Gatwick in the monsoon season Off the plane, through immigration, collect my bag. All going well. I already have my train ticket, so walk to the station and see the next train to Redhill was due to leave from platform 1. Once I get out of the lift, I see that there is a torrential downpour falling, like someone was emptying a lake onto the station. It was almost dark.

Sadly, I fail to look at the destination boards on trains, and so fail to get on the first train to Redhill, but there'd be another in half an hour. There is flooding on the station, and some trains are delayed or cancelled, but still I am not worried. And why should I be, I mean after this is the 21st century so they would cope with some rain, no?

Gatwick in the monsoon season The train to Redhill arrived, and there are many seats, we trundle up the main line, then at Redhill I have a ten minute wait. Thunder and lightning rumbled and flashed around, it was not dull for sure.
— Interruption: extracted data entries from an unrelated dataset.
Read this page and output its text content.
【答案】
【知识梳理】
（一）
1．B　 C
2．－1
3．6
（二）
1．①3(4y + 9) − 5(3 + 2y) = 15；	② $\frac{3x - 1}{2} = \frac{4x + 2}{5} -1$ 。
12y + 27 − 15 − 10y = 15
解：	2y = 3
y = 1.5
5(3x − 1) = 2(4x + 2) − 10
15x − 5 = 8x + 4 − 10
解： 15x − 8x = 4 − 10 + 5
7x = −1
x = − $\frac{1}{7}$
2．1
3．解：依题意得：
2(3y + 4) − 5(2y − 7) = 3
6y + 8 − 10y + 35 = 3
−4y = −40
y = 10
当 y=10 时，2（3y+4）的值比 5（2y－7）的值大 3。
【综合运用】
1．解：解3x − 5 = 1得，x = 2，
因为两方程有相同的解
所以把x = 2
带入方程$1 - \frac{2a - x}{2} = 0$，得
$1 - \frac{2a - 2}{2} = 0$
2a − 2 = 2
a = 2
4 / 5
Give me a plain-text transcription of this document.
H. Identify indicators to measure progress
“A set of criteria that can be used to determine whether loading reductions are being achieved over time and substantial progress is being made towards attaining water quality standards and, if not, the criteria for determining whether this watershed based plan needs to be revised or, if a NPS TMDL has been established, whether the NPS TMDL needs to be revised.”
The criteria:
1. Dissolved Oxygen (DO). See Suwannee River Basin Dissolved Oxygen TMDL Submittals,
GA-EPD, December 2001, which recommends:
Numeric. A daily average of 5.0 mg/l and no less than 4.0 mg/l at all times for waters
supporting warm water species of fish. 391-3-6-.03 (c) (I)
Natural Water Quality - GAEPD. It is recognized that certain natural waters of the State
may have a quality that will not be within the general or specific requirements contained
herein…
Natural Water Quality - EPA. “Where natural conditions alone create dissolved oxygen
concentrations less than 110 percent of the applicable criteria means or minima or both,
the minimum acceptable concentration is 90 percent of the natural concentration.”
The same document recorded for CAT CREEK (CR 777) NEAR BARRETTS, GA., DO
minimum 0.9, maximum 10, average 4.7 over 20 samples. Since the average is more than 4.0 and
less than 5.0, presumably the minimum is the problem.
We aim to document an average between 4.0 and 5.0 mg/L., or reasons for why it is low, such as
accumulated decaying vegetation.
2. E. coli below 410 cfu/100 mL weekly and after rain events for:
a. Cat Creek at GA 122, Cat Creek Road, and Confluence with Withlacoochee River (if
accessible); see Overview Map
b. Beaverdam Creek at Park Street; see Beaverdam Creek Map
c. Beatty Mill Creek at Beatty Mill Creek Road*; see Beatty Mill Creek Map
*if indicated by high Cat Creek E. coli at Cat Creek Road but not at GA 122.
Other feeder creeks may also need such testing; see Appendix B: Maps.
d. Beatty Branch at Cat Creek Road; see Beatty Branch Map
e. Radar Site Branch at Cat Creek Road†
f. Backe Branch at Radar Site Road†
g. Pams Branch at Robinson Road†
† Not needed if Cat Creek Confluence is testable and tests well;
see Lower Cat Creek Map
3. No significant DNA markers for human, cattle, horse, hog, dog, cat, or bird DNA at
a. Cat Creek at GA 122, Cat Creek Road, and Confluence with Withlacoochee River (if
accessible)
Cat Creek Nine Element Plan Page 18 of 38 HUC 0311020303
The train to Tonbridge arrived, and I got on along with a family. Their kids were excited to be nearly home, but not as excited as me when they got of at Edinbridge and the carriage was quiet. Except for the rain hammering down on its roof.

Rain had stopped at Tonbridge, and there was even a hint of sunshine, perfect; I'd be home soon. I saw across the station that a train to Dover was listed on platform 1, so I carry my bags over the footbridge. Once on the platform I saw that the train was listed as 'cancelled'. It was worse than that in that all trains between here and Ashford were cancelled as the line was flooded and there were 'signal problems'.

We wait around, but the staff are brilliant, keeping us informed of what is happening. We are told that buses have arrived, and one is to go straight to Ashford whilst the other is going to call at 'all stations'. I do manage to get on the right bus, just as the rain begins again, and soon it is falling as hard as ever. Driving through Tonbridge it is like we are driving down a stream, but on the motorway it was like we were thundering along a river, spray was being thrown up, and all in all it wasn't nice.

In about an hour we arrive at Ashford, to find there are no trains due, and the staff just milling around and seem to fill their time by staring at young women's legs. It is a hobby, but some announcements would be nice. That when they did make at an announcement, it was at the same time as an automated security message, so both were garbled and we failed to hear or understand either.

At quarter past three, a high speed train glides in, and it is going to Dover. We get on and there seems to be no worries any more. Indeed We pull in Dover at quarter to four, there are even a line of taxis waiting outside, so there is no delay there. What else could go wrong? Nothing. We drive up Jubilee Way and along to Deal road.

I am home in just 12 hours. In three days away, I have had ten hours waiting time caused by delays, not just just sitting around waiting for flight times and all that.

Man, I was so tired. I walk down the drive and find the back door key. I let myself in and there on the worktop is the kettle. And this means I can have a decent brew.